Глупый был, наивный.

В то время для очистки самогона я пользовался марганцем. В этом способе есть некоторые недостатки, но это другой разговор, уже для профессионалов. Так вот, для очистки у меня есть маленькая серебреная ложечка, не для чего другого я ее не исполь­зую, это было бы кощунством. Набрав ложечку порошка, я всыпал его в банку. Жидкость тут же приобрела малиново-свекольный цвет. К утру он потускнеет, сделается глухо-коричневым, а потом, поглотив сивушные масла, марганец осядет на дно черным маслянистым слоем.

К вечеру следующего дня я отцедил осадок и получил напиток еще более прозрачный, но уже без самогонного запаха, который, между прочим, многим нравится.

Теперь предстояло главное, ради чего я все и затеял – высыпал в бутыль распустившиеся к тому времени цветы багульника и его ок­репшие листья. Потом, ладонями истерев в пыль высохший папоротник, я и этот бурый порошок высыпал в банку.

Как и у каждого настоящего мастера, были у меня еще некоторые секреты мною же и открытые, но о них не буду, потому что это все-таки секреты, а, кроме того, они не имеют значения для тех загадочных событий, которые начались через неделю.

Да, ровно через семь дней, как и советовал обладатель клочко­ватой бороды в поздней электричке Москва-Звенигород, я снова отце­дил через хорошую аптечную вату получившийся напиток и понял, что продукция готова, осталось разлить ее по бутылкам – емкость ноль семьдесят пять, стекло прозрачное, настоящие пробки. Никакой пластмассы, никаких кукурузных початков, свернутых в рулончики газетных клочков – это вообще самое страшное, что может встретиться в нашем деле.

И наступает момент, когда я присел к телефону – кого бы пригласить на дегустацию. Из трех номеров откликнулся один – Володя Пашуков оказался дома.

– У меня все готово, – сказал я голосом простым и усталым, как может сказать мастер, закончив очередное свое произведение – скрипку, живописное полотно, ювелирное изделие, симфонию, роман, произведение, которое потребовало от него усилий долгих и изнуряющих.

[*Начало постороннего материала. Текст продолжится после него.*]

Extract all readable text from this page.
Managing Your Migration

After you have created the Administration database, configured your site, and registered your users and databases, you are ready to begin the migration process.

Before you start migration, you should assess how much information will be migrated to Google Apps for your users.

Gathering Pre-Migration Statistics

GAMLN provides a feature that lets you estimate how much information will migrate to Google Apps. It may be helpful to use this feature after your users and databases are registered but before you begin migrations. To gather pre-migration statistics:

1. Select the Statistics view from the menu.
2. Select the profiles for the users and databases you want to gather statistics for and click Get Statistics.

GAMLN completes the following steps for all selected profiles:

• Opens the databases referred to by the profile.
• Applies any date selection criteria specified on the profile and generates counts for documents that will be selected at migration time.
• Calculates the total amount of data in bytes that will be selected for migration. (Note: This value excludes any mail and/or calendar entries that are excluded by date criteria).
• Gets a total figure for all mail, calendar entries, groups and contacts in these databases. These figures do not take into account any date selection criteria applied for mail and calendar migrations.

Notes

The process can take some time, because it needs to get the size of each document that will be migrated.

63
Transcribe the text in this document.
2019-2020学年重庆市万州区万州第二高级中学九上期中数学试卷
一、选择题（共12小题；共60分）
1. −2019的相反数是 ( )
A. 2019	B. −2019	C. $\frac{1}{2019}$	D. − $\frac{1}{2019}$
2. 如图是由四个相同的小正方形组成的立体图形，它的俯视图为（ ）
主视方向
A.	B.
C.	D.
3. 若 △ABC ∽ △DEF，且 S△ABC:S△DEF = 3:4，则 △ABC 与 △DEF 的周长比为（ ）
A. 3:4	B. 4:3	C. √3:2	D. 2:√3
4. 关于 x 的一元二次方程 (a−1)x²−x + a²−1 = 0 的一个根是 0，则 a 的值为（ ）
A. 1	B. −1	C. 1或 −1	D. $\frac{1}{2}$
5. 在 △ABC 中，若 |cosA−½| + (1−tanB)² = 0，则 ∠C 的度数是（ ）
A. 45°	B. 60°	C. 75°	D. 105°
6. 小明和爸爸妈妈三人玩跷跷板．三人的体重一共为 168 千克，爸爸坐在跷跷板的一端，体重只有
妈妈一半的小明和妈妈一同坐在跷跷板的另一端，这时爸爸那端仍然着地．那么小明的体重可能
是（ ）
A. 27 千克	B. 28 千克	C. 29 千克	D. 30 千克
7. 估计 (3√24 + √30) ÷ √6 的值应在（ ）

– Иду, – сказал Володя и положил трубку.

Володя жил в большом многоэтажном доме на окраине Немчиновки, и я знал – через полчаса он постучит в дверь. Его не остановит жена Калерия Александровна, не остановят плачущие дети, и даже если в поселке Немчиновка в это время будут проходить танковые учения, артиллерийские стрельбы и ковровые бомбометания, если будет проходить облава на особо опасную банду, а все улицы и переулки бу­дут перекрыты и блокированы, даже если цунами из Индийского океана дотянется злобными своими волнами до Немчиновки… Все это вместе взятое его не остановит. Через полчаса он постучит в дверь, приоткроет ее и, просунув в просвет свою маленькую, сухонькую мордочку, спросит негромким голосом:

– Я не опоздал?

Все так и получилось – ровно через полчаса раздался стук, дверь приоткрылась, показалась володина мордочка в круглых очках, и он спро­сил:

– Я не опоздал?

Уже темнело, синие зимние сумерки становились все насыщеннее, уличные фонари набирали силу, и в их свете крупные и даже какие-то величавые снежинки медленно опускались на землю и укладывались, укладывались, казалось, в заранее приготовленные для них места. Я вышел на крыльцо, чтобы убедиться, что Володя не забыл закрыть калитку – как обычно, он забыл ее закрыть, видимо, торопился, боясь огорчить меня опозданием. Я прошел к калитке, полюбовался совершенно пустой и нарядной в снегопаде улицей, даже частые володины следы от дороги к калитке выглядели украшением, они напоминали причудли­вую заячью вязь. Вроде, совсем немного времени прошло с тех пор, как тут пробежал Володя, а следы его прямо на глазах теряли чет­кость, сглаживались в снегопаде и, похоже, скоро совсем исчезнут.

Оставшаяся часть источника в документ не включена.